On Friday, September 10, 2010 6:25 AM, Herbert J. Bernstein wrote:
[James Hester wrote:]
>> "Note that a CIF2-conformant character stream that forms part of a
>> larger stream is not constrained to be in UTF8 encoding if the
>> encoding of the CIF2 stream is specified in a standards-conformant
>> manner within the enclosing stream.  For example, CIF2 content within
>> an XML file is not constrained to be UTF8-encoded as standard XML
>> attributes can be used to manage encoding."
>
>is almost reasoanble, but basically says that it will be easier to handle CIF2 is almost any external >container, rather than as itself.
>I would suggest saying.
>
>The description of a conformant CIF2 in terms of a UTF8 encoding is intended to provide clarity in the >description of a CIF2, not to prevent use of CIF2 in terms of other encodings, such as UCS-2 unicode  or code->page-based encodings needed for editors in particular system, nor to prevent used of transformed CIF2 in other >containers such as HDF5 and XML or imgCIF/CBF, as long as the decodings/encoding or other transformations that >would be necessary to go to and from a UTF8 CIF2 representation are clearly and unambiguously defined.

I think this matter would be best addressed by explicitly adopting an idea that we have discussed before: a formal separation between the definition of CIF text (i.e.

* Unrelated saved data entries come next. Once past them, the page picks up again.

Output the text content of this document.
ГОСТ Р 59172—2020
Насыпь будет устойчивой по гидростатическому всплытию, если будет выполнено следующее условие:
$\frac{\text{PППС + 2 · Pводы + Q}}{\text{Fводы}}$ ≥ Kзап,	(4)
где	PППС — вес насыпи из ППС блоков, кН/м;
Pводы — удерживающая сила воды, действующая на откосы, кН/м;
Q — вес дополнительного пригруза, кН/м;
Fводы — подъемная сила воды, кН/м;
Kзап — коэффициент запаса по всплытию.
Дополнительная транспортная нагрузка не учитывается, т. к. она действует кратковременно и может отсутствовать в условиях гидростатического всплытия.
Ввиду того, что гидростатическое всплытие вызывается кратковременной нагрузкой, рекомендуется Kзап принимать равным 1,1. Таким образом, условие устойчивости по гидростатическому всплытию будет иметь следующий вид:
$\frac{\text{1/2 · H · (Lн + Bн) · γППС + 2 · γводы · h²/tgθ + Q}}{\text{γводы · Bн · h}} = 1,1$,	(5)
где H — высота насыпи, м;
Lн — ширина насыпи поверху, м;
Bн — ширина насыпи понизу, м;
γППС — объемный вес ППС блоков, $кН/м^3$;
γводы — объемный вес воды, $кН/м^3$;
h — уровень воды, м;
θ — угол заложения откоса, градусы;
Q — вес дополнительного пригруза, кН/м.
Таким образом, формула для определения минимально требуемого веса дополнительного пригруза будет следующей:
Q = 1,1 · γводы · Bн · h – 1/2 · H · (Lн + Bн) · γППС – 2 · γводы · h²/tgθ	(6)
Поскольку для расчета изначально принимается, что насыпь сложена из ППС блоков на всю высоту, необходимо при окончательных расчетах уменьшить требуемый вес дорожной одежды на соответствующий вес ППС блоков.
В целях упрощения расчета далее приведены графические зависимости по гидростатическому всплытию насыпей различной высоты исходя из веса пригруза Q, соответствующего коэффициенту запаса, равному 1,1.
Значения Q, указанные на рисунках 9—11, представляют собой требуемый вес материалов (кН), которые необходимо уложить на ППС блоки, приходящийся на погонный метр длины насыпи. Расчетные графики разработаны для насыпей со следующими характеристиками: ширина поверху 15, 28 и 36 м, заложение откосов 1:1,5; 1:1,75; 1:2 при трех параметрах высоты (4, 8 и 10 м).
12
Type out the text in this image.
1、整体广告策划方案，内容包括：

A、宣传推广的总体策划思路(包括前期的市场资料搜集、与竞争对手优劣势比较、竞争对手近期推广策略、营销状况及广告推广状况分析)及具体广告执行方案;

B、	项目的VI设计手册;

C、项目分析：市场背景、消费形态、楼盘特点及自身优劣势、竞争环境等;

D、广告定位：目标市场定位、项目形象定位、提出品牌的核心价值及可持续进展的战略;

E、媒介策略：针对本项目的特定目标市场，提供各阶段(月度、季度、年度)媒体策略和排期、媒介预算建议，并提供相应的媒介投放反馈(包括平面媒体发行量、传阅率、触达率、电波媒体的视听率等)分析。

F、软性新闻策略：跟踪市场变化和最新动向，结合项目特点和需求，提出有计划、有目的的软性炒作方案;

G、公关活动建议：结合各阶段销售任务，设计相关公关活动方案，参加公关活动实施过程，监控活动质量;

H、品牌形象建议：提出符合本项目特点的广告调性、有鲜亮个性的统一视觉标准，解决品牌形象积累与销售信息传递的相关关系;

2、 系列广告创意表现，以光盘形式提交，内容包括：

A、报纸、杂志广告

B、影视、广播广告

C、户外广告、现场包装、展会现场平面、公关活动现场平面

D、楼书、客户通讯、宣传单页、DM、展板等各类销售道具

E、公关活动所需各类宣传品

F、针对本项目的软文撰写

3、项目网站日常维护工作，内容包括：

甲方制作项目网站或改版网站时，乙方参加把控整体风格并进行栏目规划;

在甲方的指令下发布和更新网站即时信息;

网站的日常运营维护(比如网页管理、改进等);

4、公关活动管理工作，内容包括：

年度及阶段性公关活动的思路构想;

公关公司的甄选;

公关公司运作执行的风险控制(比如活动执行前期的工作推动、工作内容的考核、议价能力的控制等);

James's "CIF2-conformant character stream") and the particular kind of packaging that we are accustomed to calling "a CIF" or "a CIF file".  James's suggestion implies such a separation anyway, so let's not do it halfway.  Given such a separation, the explanatory comment could be as simple as:

"This specification's definition of the 'CIF File' serialization form for CIF2 text is not intended to preclude definition or use of other serialization forms, such as HDF5-based forms, XML-based forms, or imgCIF/CBF."

I choose the term "serialization form" because it puts primary emphasis on the CIF text (which after all is the subject of the bulk of the specification).  Every correct serialization of CIF text is, by definition, transformable into CIF text form.


There remains a minor question of which CIF details are considered part of the serialization form, and which are an integral to the CIF text.  Character encoding and initial BOM (however we feel about that) are surely part of the serialization form.  Including end-of-line conventions as a serialization detail might also be convenient.  The biggest question for me is how to categorize the CIF version comment.  I am inclined to make it part of the serialization form, but I can see arguments both ways.